Depuis de nombreuses années, la MotoGP utilise une même organisation lors de ses week-ends de course. Ainsi, la catégorie reine court avec la Moto2, anciennement 250cc, et la Moto3, anciennement 125cc. Ce modèle devrait bientôt apparaître les week-ends de F1. 

La saison prochaine, la FIA F2 connaîtra un chamboulement, cherchant à ressembler à son aînée. Ainsi, la nouvelle voiture pour les saisons 2018 à 2020 a été présentée avec un moteur turbocompressé et le Halo.

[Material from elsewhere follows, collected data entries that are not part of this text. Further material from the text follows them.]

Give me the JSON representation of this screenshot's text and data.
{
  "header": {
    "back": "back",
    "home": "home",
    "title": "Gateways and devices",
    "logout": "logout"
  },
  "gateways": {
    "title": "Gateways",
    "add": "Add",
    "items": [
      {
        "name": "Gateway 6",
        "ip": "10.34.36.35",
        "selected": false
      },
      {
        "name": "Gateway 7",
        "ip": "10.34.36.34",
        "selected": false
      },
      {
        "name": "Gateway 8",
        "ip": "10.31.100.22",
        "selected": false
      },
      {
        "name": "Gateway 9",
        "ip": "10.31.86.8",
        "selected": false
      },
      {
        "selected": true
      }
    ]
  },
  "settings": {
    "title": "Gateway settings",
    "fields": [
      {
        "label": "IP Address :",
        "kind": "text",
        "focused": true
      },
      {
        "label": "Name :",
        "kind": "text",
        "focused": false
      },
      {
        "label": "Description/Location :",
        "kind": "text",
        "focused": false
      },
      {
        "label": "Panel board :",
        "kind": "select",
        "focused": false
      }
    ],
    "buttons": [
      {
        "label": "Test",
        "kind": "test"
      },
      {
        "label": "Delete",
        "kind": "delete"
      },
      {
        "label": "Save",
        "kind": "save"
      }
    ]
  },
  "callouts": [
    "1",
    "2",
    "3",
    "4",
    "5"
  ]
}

Ce dernier sera également présent en F1 la saison prochaine.

Si on en croit Charlie Whiting, Liberty Media cherche à s'inspirer de la MotoGP. En effet, lors d'un week-end de Grand Prix en deux roues, les différentes séries se partagent une même piste. Ce schéma peut se voir sur certaines manches du championnat de F1, avec la FIA F2 et le GP3 en préambule. Mais un autre championnat de promotion se court loin du championnat de F1 : la FIA F3. Selon les rumeurs, le GP3 et la FIA F3 devraient fusionner prochainement.

Le retour des junior teams ?

Une des différences entre le modèle F1 et le modèle MotoGP, c'est la philosophie du junior team. En MotoGP, que ce soit Aspar, Tech 3, Gresini ou Marc VDS, ces équipes ont, pour la plupart, des équipes en MotoGP, en Moto2 et en Moto3. Cela assure un suivi des pilotes et favorise la promotion interne.

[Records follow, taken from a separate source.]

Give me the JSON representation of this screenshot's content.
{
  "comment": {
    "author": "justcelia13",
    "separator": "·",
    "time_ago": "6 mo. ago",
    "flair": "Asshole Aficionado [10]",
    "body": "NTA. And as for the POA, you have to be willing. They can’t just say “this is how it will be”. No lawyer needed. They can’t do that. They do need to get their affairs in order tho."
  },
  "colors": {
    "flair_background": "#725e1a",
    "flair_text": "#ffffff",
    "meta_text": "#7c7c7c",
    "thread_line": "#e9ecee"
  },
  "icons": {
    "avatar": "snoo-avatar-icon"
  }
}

Il fut un temps où cela existait en F1. Ainsi, à l'époque de la F3000, quelques équipes avaient des junior teams, aujourd'hui remplacés par les académies. Par exemple, Arrows avait son junior team, tout comme McLaren via l'équipe West ou encore Prost via l'équipe Gauloises. De nos jours, les pilotes membres des académies courent dans des équipes en place. Les pilotes de la Ferrari Driver Academy ont occupé les baquets de Prema en FIA F2 et FIA F3, Lando Norris a piloté pour Carlin en FIA F3, Niko Kari avait le logo floqué Red Bull sur la GP3 d'Arden.

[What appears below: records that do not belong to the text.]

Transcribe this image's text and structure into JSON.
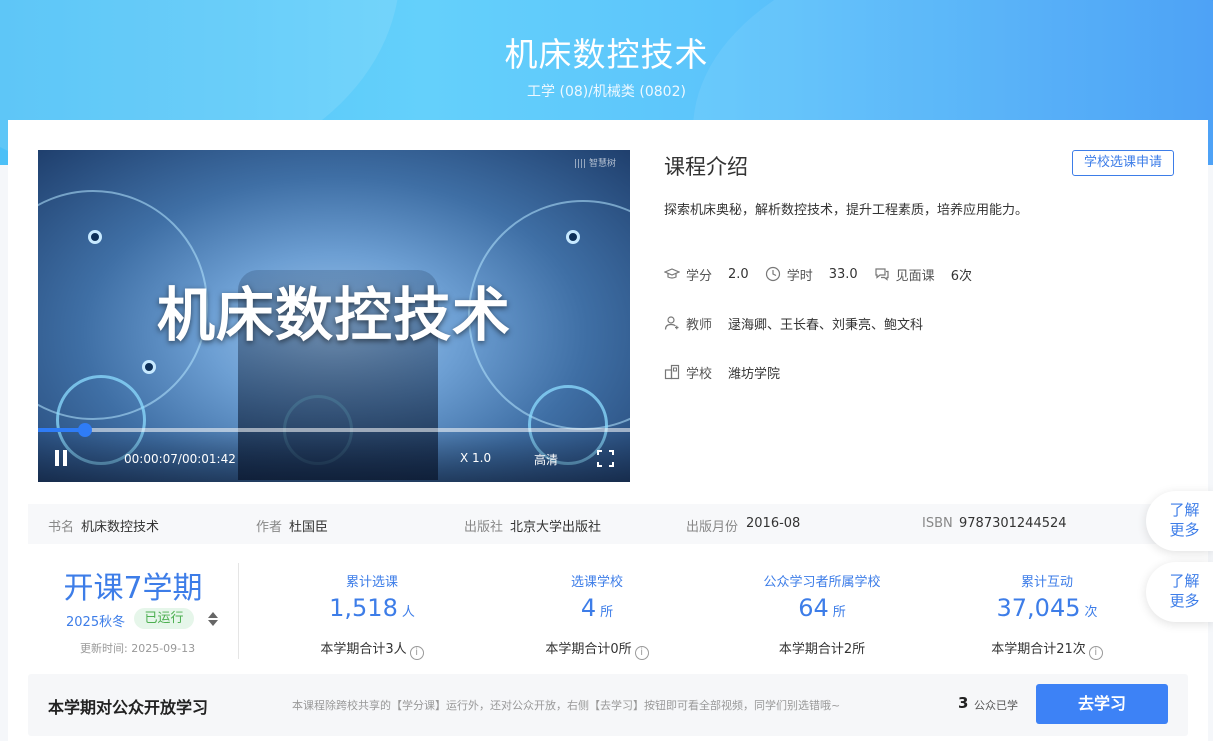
{
  "header": {
    "course_title": "机床数控技术",
    "category": "工学 (08)/机械类 (0802)"
  },
  "video": {
    "overlay_title": "机床数控技术",
    "watermark": "|||| 智慧树",
    "time": "00:00:07/00:01:42",
    "speed": "X 1.0",
    "quality": "高清",
    "progress_fraction": 0.08
  },
  "intro": {
    "title": "课程介绍",
    "apply_button": "学校选课申请",
    "description": "探索机床奥秘，解析数控技术，提升工程素质，培养应用能力。",
    "credit_label": "学分",
    "credit_value": "2.0",
    "hours_label": "学时",
    "hours_value": "33.0",
    "meet_label": "见面课",
    "meet_value": "6次",
    "teacher_label": "教师",
    "teacher_value": "逯海卿、王长春、刘秉亮、鲍文科",
    "school_label": "学校",
    "school_value": "潍坊学院"
  },
  "book": {
    "name_label": "书名",
    "name_value": "机床数控技术",
    "author_label": "作者",
    "author_value": "杜国臣",
    "publisher_label": "出版社",
    "publisher_value": "北京大学出版社",
    "date_label": "出版月份",
    "date_value": "2016-08",
    "isbn_label": "ISBN",
    "isbn_value": "9787301244524"
  },
  "term": {
    "big": "开课7学期",
    "current": "2025秋冬",
    "status": "已运行",
    "updated": "更新时间:   2025-09-13"
  },
  "stats": [
    {
      "label": "累计选课",
      "value": "1,518",
      "unit": "人",
      "sub": "本学期合计3人"
    },
    {
      "label": "选课学校",
      "value": "4",
      "unit": "所",
      "sub": "本学期合计0所"
    },
    {
      "label": "公众学习者所属学校",
      "value": "64",
      "unit": "所",
      "sub": "本学期合计2所"
    },
    {
      "label": "累计互动",
      "value": "37,045",
      "unit": "次",
      "sub": "本学期合计21次"
    }
  ],
  "floats": {
    "more1_line1": "了解",
    "more1_line2": "更多",
    "more2_line1": "了解",
    "more2_line2": "更多"
  },
  "bottom": {
    "title": "本学期对公众开放学习",
    "note": "本课程除跨校共享的【学分课】运行外，还对公众开放，右侧【去学习】按钮即可看全部视频，同学们别选错哦~",
    "count": "3",
    "count_label": "公众已学",
    "go_button": "去学习"
  },
  "colors": {
    "accent": "#3d7de8",
    "running": "#4caf50"
  }
}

Moins de championnats annexes pour plus de choix ?

En MotoGP, il existe peu de championnats autour du mondial. En F1, si la Formula V8 n'est plus en 2018, il reste la FIA F2, le GP3 et la FIA F3. Si la fusion des deux dernières est en cours de discussion, cela apportera à la F1 une véritable hiérarchie.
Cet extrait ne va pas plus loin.